Et puis, faut-il le dire, cette occupation qui prenait mon temps me permettait de ne point aborder franchement la grande difficulté de ma vie.
—Quand j'aurai fini, me disais-je, nous verrons.
Enfin, le moment arriva où je n'avais plus d'excuse pour ne pas voir, et où il fallut bien se décider à prendre un parti.

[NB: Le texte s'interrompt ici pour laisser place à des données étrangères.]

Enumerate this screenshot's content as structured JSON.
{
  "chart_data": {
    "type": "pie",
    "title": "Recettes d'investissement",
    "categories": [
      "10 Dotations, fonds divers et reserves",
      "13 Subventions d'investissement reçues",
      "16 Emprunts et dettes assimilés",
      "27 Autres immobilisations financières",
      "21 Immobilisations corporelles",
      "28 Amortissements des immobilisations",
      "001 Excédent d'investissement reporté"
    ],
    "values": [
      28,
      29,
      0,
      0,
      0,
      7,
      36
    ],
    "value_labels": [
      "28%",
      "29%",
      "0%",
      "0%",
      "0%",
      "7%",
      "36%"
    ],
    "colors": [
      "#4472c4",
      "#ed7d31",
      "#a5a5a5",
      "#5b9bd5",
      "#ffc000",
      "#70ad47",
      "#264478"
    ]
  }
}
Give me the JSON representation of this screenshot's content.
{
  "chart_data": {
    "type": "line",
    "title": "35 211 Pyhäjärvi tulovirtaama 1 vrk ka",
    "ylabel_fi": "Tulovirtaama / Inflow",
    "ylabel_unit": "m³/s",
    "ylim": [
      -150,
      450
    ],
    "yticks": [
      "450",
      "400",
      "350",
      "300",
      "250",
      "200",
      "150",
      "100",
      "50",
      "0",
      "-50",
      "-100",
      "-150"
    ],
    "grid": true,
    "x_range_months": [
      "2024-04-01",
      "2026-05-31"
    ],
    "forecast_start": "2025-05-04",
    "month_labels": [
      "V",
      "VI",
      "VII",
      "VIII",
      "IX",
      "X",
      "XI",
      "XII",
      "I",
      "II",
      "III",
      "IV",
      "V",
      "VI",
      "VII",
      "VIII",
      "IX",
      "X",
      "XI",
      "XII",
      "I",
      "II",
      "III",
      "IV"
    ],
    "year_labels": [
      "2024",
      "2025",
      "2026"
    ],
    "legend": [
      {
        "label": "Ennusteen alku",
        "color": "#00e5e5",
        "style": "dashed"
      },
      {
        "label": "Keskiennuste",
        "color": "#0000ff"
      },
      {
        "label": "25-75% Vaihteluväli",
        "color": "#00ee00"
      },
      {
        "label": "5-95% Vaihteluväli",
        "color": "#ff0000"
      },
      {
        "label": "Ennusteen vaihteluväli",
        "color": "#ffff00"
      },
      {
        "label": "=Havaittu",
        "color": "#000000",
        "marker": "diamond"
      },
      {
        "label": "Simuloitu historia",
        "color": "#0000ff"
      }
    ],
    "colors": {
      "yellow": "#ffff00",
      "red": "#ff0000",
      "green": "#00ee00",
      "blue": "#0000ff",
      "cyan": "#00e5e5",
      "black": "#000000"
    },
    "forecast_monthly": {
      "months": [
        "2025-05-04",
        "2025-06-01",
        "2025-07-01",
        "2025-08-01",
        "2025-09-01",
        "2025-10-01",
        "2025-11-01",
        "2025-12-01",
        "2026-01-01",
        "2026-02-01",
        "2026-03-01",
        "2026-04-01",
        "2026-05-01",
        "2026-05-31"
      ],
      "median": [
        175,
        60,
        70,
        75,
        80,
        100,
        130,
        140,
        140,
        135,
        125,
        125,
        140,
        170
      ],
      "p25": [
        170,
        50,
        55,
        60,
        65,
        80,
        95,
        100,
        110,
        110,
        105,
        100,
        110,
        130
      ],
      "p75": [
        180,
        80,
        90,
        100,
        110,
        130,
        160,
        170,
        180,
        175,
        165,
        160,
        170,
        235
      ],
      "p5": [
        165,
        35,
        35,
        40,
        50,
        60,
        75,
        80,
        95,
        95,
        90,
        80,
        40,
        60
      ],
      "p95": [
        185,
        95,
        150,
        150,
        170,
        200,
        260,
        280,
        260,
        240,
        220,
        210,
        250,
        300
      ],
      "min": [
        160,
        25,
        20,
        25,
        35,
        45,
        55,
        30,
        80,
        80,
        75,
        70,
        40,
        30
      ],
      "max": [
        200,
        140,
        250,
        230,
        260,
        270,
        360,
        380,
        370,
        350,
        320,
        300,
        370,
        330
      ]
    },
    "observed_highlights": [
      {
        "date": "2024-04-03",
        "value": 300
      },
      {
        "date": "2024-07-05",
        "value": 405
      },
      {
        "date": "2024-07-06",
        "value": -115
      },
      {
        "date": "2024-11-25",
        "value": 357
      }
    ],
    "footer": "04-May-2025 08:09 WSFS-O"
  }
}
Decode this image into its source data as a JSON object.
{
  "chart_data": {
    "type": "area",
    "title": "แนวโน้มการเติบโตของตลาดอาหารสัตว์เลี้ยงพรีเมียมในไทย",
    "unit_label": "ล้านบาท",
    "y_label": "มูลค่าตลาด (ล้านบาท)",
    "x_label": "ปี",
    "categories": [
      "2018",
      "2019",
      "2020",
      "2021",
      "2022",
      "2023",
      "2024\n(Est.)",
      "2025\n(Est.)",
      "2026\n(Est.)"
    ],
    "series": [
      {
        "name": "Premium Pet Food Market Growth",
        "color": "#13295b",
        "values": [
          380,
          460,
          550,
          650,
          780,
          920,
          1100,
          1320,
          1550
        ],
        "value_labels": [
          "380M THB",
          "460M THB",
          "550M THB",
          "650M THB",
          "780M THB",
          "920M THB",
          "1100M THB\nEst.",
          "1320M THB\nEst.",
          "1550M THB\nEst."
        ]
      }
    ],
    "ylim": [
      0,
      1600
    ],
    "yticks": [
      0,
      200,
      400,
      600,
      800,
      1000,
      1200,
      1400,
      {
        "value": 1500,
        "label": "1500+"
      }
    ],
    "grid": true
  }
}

Ce que je voyais, c'était que de l'héritage de mon père, toutes charges et dettes payées, il me restait un capital de quatre mille francs, c'est-à-dire de quoi vivre pendant deux ans avec économie. Il fallait donc qu'avant deux ans je fusse en état de gagner quinze ou dix-huit cents francs par an.
Comment et à quoi?
Un seul moyen se présentait: accepter une place de commis, si j'en trouvais une. J'écrivais assez proprement et je comptais assez vite pour oser demander un emploi qui, pour être rempli convenablement, n'exigerait que la connaissance de la calligraphie et de l'arithmétique.
Le tout maintenant était donc d'obtenir un emploi de ce genre.
Parmi mes anciens camarades avec lesquels j'avais continué des relations d'amitié depuis le collège se trouvait Paul Taupenot, le fils de Justin Taupenot, le grand éditeur. Paul était maintenant l'associé de son père; il pourrait sans doute me trouver la place que je désirais, soit dans sa maison, soit chez un de ses confrères. Je l'allai trouver.
En m'entendant parler d'une place de quinze cents francs, il poussa des exclamations de surprise comme les frères Bédarrides lorsque je leur avais demandé à entrer dans leurs bureaux.